You are getting the error: service failed to launch a task with (error ECS was unable to assume the role that was provided for this task: Verify that the IAM role being passed has the proper trust relationship and permissions and that your IAM user has permissions to pass this role):

Check the IAM role returned by the error message to make sure that the Amazon Elastic Compute Cloud (Amazon EC2) instance has a trusted relationship for the ECS tasks service ecs-tasks.amazonaws.com. The trust relationship for your role must look similar to the following:

{
  "Version": "2012-10-17",
  "Statement": [
    {
      "Effect": "Allow",
      "Principal": {
        "Service": [
          "ec2.amazonaws.com",
          "ecs-tasks.amazonaws.com"
        ]
      },
      "Action": "sts:AssumeRole"
    }
  ]
}
  • Your ECS service is failing to stabilize due to health check failures: Be sure that the port mappings of your task definitions are matching with the ports of your target groups. For more information, see How can I get my Amazon ECS tasks running using the Amazon EC2 launch type to pass the Application Load Balancer health check in Amazon ECS?
  • You are getting the error: Error Message: The ELB could not be updated due to the following error: Primary taskset target group must be behind listener : You get this error when your Elastic Load Balancing listeners or target groups are misconfigured. Be sure that the ELB primary listener and test listener are both pointing to the primary target group that's currently serving your workloads.
  • Traffic is still routed to the blue target group after successful deployment: CodeDeploy automatically updates the primary Listener of your load balancer to point to the green target group after the deployment is complete. However, CodeDeploy updates only the production listener that you specified. If CodeDeploy fails to switch traffic after the deployment, then your ELB listeners might be configured with the wrong traffic type. Be sure that you specified the correct protocol and port for the primary ELB listener.
  • Your ECS tasks running in the ECS Service are failing Application Load Balancer health checks only during a new green deployment: Check whether any other ECS service is trying to register its tasks to the same green target group, causing a discrepancy. Update the load balancer configuration to make sure that only one ECS service or port is registered to one target group.
  • Your ECS tasks are inconsistently failing Application Load Balancer health checks: This issue might happen when your containers are taking more than the expected time to start. Check your container application code to find the cause for the delay. To resolve this issue, optimize the application code. If you still can't resolve the issue, then include a health check grace period on your ECS Service so that the containers get enough time to start.
  • Your ECS Service is unable to place a task because no container instance meets all of its requirements. The closest matching container instance has insufficient CPU units available: Be sure that you have enough container instance resources before performing a blue/green deployment.

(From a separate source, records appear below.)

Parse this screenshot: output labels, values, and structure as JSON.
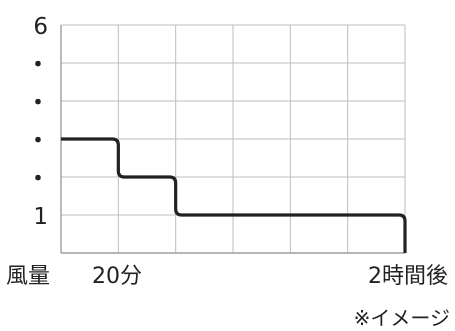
{
  "chart_data": {
    "type": "line",
    "step": true,
    "y_tick_labels": [
      "6",
      "・",
      "・",
      "・",
      "・",
      "1"
    ],
    "x_labels": {
      "axis_label": "風量",
      "start": "20分",
      "end": "2時間後"
    },
    "note": "※イメージ",
    "x_range": [
      0,
      6
    ],
    "y_range": [
      0,
      6
    ],
    "grid": true,
    "series": [
      {
        "points": [
          [
            0,
            3
          ],
          [
            1,
            3
          ],
          [
            1,
            2
          ],
          [
            2,
            2
          ],
          [
            2,
            1
          ],
          [
            6,
            1
          ],
          [
            6,
            0
          ]
        ]
      }
    ],
    "colors": {
      "line": "#222222",
      "grid": "#bdbdbd",
      "axis": "#9e9e9e"
    }
  }
}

Note: These troubleshooting steps are applicable only if you're using CloudFormation for your blue/green deployment

  • When creating a change set that triggers a blue/green deployment, CloudFormation stack fails with an Internal Failure error: To mitigate this issue, use a CloudFormation service role and attach this role to your CloudFormation stack. Be sure that the service role has the necessary permissions to run all stack operations. Note that you can't remove the service role from the stack after the stack is created.
  • You're getting an error when creating a change set to trigger the blue/green deployment: 'CodeDeployBlueGreenHook' of type AWS::CodeDeploy::BlueGreen failed with message: The TaskDefinition logical Id [ ] is the same between initial and final template, CodeDeploy can't perform BlueGreen style update properly: When you specify a test listener that's already pointing to the green target group, then the CodeDeploy hook fails with this error. Be sure that your test listener isn't already pointing to the green target group before running the blue/green deployment.

Important: Don't use the UpdateService API to cancel and roll back the blue/green deployment. Instead, use the CreateDeployment API. To roll back a deployment, use the deploy StopDeployment API.